A adesão à iniciativa, com a assinatura respectiva pode efectuar-se através da Internet no sítio multilingue  www.oneofus.eu



Esta é uma forma de exercer a cidadania europeia e de despertar a consciência das raízes culturais da Europa e dos valores em que deve assentar um projecto autêntico e sólido de unidade europeia.

quarta-feira, 7 de novembro de 2012

Dez por Cento - Nuno Serras Pereira

O meu avô materno, varão aristocrata e opulento, casado com uma das filhas abastadas do fundador da casa Ramos-Pinto – na família assim constituída se reuniram várias empresas de vinhos: a Real Companhia Vinícola, a Rebelo Valente, a Villar D’ Allen e a já referida Ramos-Pinto (falta uma outra que agora não recordo) -, teve uma juventude aventureira e algo desbragada. Mas aquele Senhor todo Ele benigno cuja Omnipotência se mostra sobretudo na Sua misericórdia e no Seu perdão saiu-lhe inesperadamente ao encontro. Esse acontecimento transfigurou inteiramente a sua vida. De escravo de satanás tornou-se discípulo e seguidor fiel de Jesus Cristo. O menino rico transformou-se num seguidor de S. Francisco, de Assis, membro e ministro da Ordem Franciscana Secular, entregando-se com determinação e constância ao anúncio do Evangelho, bem antes do Vaticano II, quer pela pregação, inclusive a seminaristas, quer pela divulgação, por escrito, de meditações, conselhos e orações, tornando-se benfeitor de várias Ordens Religiosas, particularmente as que se dedicavam aos pobres e à recuperação de marginais tais como, por exemplo, a reabilitação de prostitutas, bem como da Diocese do Porto. Todos os anos começava por doar dez por cento dos rendimentos familiares às obras de misericórdia. No entanto, o ardor impetuoso da sua caridade não se detinha nessa percentagem mas continuava a espargir, num crescendo, tantas vezes pessoalmente, os bens que lhe tinham calhado, por fortuna ou por indústria própria. E embora, por vezes, fosse enganado por vigaristas inimigos dos indigentes que se disfarçavam de pobres, persistia perseverantemente no seu bem-fazer. Nisto revelou-se um magnífico investidor, uma vez que aquilo que se dá aos necessitados é recebido pelo próprio Deus, sendo riqueza acumulado nos Céus para proveito eterno dos generosos. De facto, só teremos aquilo que damos; o avarento será despedido de mãos vazias. A maioria da família, todavia, não só não entendia como troçava, contando-me eu entre eles, desta bondade beata. Os desígnios de Deus eram-nos incompreensíveis e, de algum modo, detestáveis.
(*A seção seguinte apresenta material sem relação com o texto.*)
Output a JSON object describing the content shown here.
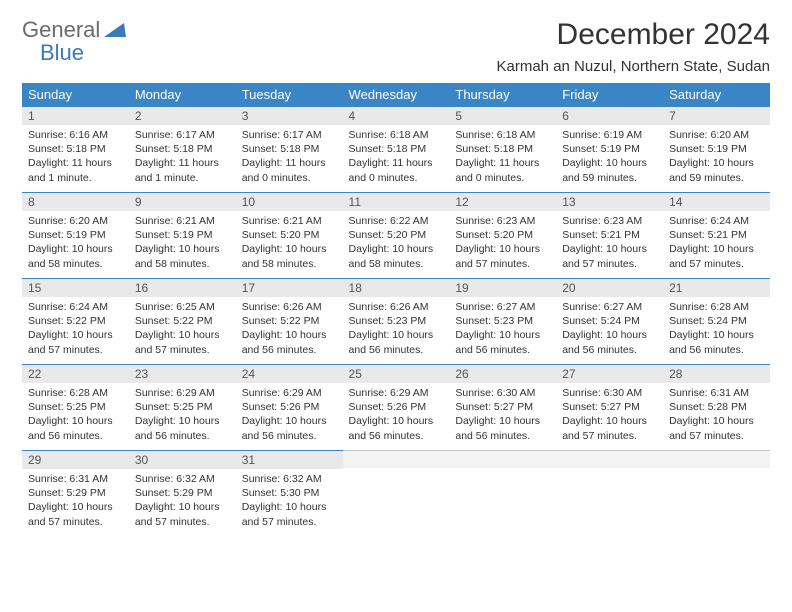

Minha mãe herdou de seu pai este dever de esmolar, pelo menos, dez por cento dos rendimentos auferidos e meu pai, por natureza um mãos largas, sobreabundou nessas dádivas. Não obstante as dificuldades que advieram no seguimento do 25 de Abril com o saneamento de meu pai e todos os demais estorvos surgidos nos períodos dos excessos revolucionários a prática manteve-se, apesar do comedimento em função da poupança, na família.

Nos tempos difíceis por que passamos em Portugal pareceu-me que devia contar aquilo que em circunstâncias normais porventura nunca me atreveria a desvendar – “Não saiba a tua mão direita, aquilo que faz a tua esquerda”.

O Senhor garante àqueles que o seguem e que por Seu amor partilham seus bens com os mais necessitados que nesta vida receberão cem vezes mais e no mundo que há-de vir a vida eterna. Há, porventura, aí algum cristão que não se fie do Senhor Seu Deus? Se, desventuradamente, o há é, então, porque não o é.

A multidão dos necessitados é imensa mas importará não esquecer que os mais indigentes são aqueles que não conhecem Jesus Cristo nem, por consequência, O amam a Ele mesmo nem à Sua Igreja; e ainda as crianças nascituras, eminentemente vulneráveis e indefesas, com as quais Ele se identificou ao dizer: O que fizestes aos Meu irmãos mais pequeno a Mim mesmo o fizeste; e o que deixaste de fazer por ele a Mim mesmo o deixaste de fazer; ama-Me neles, pois é n´Eles que principalmente quero ser amado.